Children want to have fun and spend time with you.
On the other hand, while we are a source of comfort and safety for children we are also their favourite plaything. Rosa has recently developed the habit of walking up to me, grabbing my hand and bringing me to sit next to her while she plays with her toys. While it's partially about safety - "as long as mummy isn't scared, I'm safe" her mind thinks - it's also about her desire for me to spend time with her. She is actively seeking a relationship with me and wants me to "delight in her" (again a concept from psychology - see HERE). And it's not just Rosa - I see it in all the children around me; smiling and laughing when they are playing with mum and dad, sharing toys and constant stories about their life, day and what they can see.

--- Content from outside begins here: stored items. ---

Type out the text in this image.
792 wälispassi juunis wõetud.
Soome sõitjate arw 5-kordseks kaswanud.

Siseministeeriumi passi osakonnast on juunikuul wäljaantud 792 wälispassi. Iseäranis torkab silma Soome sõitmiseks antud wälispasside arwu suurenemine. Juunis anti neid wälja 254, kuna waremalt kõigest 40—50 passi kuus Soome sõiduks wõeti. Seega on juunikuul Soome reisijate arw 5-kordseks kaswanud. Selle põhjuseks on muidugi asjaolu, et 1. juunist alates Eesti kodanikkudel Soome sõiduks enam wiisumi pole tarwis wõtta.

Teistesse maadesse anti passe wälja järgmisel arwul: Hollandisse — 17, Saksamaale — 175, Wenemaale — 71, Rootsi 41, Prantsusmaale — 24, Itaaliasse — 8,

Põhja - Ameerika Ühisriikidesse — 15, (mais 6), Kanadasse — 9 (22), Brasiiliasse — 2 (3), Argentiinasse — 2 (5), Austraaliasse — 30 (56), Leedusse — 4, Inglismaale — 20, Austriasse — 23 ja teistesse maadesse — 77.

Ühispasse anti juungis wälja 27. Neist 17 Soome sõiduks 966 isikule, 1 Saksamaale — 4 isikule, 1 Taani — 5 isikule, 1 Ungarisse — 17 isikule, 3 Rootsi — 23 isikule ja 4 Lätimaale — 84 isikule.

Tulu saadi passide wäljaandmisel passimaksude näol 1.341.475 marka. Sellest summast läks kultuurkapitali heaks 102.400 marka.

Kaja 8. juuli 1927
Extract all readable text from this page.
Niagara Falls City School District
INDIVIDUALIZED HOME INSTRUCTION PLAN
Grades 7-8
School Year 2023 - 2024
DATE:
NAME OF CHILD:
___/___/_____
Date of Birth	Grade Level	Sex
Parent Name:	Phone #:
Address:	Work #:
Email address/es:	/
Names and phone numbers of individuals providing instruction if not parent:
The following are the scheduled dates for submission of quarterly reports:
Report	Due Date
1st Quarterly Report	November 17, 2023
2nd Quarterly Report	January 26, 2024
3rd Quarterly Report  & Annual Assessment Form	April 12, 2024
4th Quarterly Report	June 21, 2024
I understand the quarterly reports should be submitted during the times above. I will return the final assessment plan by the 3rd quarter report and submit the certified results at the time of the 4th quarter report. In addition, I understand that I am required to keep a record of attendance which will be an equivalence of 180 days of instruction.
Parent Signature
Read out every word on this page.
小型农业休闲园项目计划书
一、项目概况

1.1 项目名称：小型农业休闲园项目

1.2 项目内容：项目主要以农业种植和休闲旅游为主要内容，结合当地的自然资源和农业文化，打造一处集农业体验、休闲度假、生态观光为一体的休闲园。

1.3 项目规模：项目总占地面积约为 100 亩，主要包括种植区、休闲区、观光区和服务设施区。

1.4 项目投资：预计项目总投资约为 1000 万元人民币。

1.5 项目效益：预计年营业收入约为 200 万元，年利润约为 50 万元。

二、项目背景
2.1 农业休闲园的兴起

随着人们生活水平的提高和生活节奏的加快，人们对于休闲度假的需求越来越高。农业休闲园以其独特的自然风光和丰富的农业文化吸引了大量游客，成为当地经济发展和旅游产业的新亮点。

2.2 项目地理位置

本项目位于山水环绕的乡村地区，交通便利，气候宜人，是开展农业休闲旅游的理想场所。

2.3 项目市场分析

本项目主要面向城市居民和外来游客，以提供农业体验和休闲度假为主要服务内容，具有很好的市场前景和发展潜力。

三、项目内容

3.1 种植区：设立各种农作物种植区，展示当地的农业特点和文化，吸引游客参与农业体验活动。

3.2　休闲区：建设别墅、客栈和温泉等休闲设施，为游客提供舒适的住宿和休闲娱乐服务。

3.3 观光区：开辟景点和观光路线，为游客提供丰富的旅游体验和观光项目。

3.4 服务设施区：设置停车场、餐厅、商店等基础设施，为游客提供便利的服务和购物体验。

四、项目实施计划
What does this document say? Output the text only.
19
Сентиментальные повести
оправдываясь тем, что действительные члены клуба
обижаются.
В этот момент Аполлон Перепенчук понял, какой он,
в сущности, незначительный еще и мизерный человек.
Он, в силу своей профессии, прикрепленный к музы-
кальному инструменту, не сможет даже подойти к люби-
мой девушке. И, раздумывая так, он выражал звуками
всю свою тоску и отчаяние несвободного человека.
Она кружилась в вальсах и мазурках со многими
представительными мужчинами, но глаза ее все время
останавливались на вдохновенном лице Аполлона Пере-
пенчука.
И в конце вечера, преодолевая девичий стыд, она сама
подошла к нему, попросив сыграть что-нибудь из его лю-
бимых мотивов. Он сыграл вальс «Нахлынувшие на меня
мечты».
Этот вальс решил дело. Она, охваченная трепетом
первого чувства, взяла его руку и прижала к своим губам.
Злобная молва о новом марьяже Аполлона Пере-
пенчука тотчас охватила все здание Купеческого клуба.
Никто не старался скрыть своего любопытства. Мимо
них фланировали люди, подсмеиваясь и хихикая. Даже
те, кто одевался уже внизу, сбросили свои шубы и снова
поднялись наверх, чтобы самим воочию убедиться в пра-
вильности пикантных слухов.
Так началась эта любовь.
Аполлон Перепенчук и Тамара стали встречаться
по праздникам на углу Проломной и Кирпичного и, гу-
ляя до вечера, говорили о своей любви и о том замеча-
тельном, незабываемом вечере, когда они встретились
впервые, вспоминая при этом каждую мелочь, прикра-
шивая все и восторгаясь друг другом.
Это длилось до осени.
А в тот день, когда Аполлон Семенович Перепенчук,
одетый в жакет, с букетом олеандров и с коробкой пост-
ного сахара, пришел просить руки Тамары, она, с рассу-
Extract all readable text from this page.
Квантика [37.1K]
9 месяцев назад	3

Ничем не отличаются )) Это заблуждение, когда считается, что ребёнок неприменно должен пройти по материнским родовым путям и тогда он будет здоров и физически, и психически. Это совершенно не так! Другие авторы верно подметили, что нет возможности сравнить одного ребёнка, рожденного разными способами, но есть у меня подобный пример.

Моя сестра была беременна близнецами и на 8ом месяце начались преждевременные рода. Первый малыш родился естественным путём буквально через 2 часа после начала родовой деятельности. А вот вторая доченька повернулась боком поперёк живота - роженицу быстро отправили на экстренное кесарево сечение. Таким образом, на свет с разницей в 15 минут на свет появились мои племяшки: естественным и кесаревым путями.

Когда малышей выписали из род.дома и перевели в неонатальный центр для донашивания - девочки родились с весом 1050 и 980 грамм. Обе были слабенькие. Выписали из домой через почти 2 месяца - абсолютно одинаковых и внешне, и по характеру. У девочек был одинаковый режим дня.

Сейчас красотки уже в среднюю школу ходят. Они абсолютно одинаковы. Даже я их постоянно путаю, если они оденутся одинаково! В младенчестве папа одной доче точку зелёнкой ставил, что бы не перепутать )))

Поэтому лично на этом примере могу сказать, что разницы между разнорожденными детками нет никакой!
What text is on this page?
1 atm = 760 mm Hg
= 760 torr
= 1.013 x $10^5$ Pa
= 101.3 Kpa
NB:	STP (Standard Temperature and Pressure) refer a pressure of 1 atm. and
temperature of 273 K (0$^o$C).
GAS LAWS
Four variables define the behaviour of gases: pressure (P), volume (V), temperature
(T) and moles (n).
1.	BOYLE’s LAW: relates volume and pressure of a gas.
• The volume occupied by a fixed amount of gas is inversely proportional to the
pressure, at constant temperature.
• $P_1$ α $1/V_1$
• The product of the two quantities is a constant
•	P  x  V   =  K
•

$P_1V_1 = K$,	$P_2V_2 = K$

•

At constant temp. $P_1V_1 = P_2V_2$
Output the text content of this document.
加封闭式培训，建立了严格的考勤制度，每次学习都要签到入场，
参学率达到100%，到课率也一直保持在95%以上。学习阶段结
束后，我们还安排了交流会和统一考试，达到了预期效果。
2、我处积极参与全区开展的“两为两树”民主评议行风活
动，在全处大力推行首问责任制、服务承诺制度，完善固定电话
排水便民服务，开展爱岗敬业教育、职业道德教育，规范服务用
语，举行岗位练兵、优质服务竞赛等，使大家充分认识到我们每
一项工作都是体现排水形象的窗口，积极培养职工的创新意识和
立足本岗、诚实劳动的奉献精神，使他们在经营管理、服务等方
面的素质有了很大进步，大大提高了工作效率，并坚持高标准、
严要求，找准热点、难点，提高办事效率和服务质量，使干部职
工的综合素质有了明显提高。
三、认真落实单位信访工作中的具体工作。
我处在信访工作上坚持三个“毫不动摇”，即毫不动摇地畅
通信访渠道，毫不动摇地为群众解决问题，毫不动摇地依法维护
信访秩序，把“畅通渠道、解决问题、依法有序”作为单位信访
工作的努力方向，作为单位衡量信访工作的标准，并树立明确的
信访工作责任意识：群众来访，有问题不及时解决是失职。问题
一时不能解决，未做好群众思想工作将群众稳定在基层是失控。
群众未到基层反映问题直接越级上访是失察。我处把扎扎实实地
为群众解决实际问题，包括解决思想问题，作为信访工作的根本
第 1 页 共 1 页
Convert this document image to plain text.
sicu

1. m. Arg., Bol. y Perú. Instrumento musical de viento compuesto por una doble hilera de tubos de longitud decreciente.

They want to be close to us.
We are God's children
So, if this is how children are with us , then I imagine that this is how God wants us to relate to him. God is our father - our primary caregiver (1 Corinthians 8:6). He loves us the same way we love our children and wants us to relate to him in the same way.
Much like our children openly love and trust us, he wants us to be open and vulnerable with him (Psalms 139:23 - 24). He loves us unconditionally (Isaiah 54:10), and as such we can love him the same way. He has a plan and purpose for us (Jeremiah 29:11). Similarly, he is there in times of discomfort and pain and we can turn to him (Psalm 34:18). Lastly, we can have fun and celebrate with him. He wants a relationship with us (REF); for us to talk to him and share our lives (Revelations 3:20). We can trust him because he is the perfect caregiver.
So, this week think I want you to think about the children in your lives. Watch how they interact with their parents, friends and family. Take time to notice the innocence and openness they display. And consider how you can use what you have seen to connect more closely with God. And as always, if you find this to be a struggle then seek out community, and seek out help. Talk to your life group leader, to Rob or even seek professional help.
As always, God bless and have a wonderful week.